Le haut commandement militaire camerounais est en deuil. Le Général de Division Philippe Mpay, figure emblématique des Forces Armées, s’est éteint dans la nuit du 8 au 9 mai 2026 à l’Hôpital Militaire de Yaoundé à l’âge de 87 ans. Entre rigueur académique et bravoure sur le terrain, celui qui dirigea le COMECIIA laisse derrière lui l’image d’un officier de devoir au parcours exceptionnel.
La nouvelle est tombée au petit matin du samedi 9 mai, confirmée par un communiqué officiel du Ministre Délégué à la Présidence chargé de la Défense, Joseph Beti Assomo. Le Général de Division Philippe Mpay a rendu son dernier souffle aux environs de 01h00 des suites de maladies. Une disparition qui marque la fin d’une époque pour la grande muette, tant l’homme aura incarné la stabilité et l’expertise militaire pendant des décennies.
Un pur produit de l’excellence militaire
Né en 1939 à Nguibassal, Philippe Mpay représentait cette génération d’officiers formés à la dure école du mérite. Passé par la prestigieuse école de Saint-Cyr puis par l’École de Guerre de Paris, il a su allier la théorie stratégique à la pratique opérationnelle. Son ascension au sein de la hiérarchie fut constante : promu Général de Brigade en 1993, il accède au grade prestigieux de Général de Division en 2001.
Sur le terrain, les Camerounais retiendront surtout son rôle déterminant à la tête de l’opération Épervier.
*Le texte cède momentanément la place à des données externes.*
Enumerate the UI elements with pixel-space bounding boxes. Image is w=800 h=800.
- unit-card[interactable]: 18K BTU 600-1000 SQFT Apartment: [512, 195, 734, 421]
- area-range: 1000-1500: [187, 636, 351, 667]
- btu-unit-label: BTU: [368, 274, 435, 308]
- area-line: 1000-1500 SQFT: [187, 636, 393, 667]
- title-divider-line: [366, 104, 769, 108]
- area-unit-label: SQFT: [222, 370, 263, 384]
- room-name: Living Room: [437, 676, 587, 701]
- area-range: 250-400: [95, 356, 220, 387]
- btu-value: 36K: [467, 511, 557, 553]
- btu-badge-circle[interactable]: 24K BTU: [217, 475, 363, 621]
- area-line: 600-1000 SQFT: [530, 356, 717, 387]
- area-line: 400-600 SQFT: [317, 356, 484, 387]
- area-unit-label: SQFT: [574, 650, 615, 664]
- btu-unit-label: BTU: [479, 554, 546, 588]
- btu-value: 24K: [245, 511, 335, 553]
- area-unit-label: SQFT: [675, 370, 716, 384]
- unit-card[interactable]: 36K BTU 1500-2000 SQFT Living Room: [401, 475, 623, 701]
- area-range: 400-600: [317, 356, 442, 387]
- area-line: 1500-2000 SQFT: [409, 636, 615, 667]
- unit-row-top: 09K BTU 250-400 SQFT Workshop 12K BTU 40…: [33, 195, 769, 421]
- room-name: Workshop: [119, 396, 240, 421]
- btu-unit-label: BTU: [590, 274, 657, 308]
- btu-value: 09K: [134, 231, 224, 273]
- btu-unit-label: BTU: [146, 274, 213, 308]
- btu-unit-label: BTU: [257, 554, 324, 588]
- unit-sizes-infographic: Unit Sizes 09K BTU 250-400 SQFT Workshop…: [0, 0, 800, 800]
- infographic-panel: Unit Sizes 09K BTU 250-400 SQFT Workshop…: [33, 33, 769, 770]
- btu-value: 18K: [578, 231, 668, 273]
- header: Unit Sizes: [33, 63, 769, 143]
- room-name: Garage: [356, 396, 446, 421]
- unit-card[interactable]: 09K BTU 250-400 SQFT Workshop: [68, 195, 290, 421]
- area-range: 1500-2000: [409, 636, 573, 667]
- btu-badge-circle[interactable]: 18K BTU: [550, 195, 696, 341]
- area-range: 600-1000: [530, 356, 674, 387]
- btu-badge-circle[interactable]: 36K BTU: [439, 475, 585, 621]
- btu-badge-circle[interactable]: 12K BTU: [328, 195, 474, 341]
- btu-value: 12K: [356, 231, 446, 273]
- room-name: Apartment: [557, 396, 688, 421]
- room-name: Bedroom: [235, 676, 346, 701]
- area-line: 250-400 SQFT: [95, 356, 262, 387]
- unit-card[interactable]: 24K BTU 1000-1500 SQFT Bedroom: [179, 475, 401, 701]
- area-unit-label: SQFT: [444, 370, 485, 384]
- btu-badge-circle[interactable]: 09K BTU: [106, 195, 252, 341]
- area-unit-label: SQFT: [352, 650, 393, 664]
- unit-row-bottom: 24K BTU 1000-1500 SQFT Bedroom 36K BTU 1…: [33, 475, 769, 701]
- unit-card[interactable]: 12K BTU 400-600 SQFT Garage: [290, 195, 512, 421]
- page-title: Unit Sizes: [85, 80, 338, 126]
À une époque où l’insécurité et la criminalité urbaine menaçaient d’asphyxier la ville de Douala, le Général Mpay avait su restaurer l’ordre avec une poigne de fer, démontrant ses capacités de meneur d’hommes. Jusqu’à son décès, il occupait les fonctions de Commandant les Écoles et Centres d’Instruction Interarmées (COMECIIA).
L’hommage de la nation
Le Chef de l’État, Chef des Forces Armées, a transmis par la voix du MINDEF ses profondes condoléances à la famille de l’illustre disparu. En perdant Philippe Mpay, l’armée camerounaise perd l’un de ses plus fins stratèges et un formateur hors pair qui a vu passer sous ses ordres des générations de soldats.
Le programme de ses obsèques sera communiqué ultérieurement. Mais déjà, dans les casernes et au-delà, l’heure est au recueillement pour saluer la mémoire d’un soldat qui, de Nguibassal aux plus hautes sphères de l’État, aura servi le drapeau avec une fidélité sans faille. Le Général est allé se reposer, laissant son nom gravé dans les annales de l’histoire militaire du pays.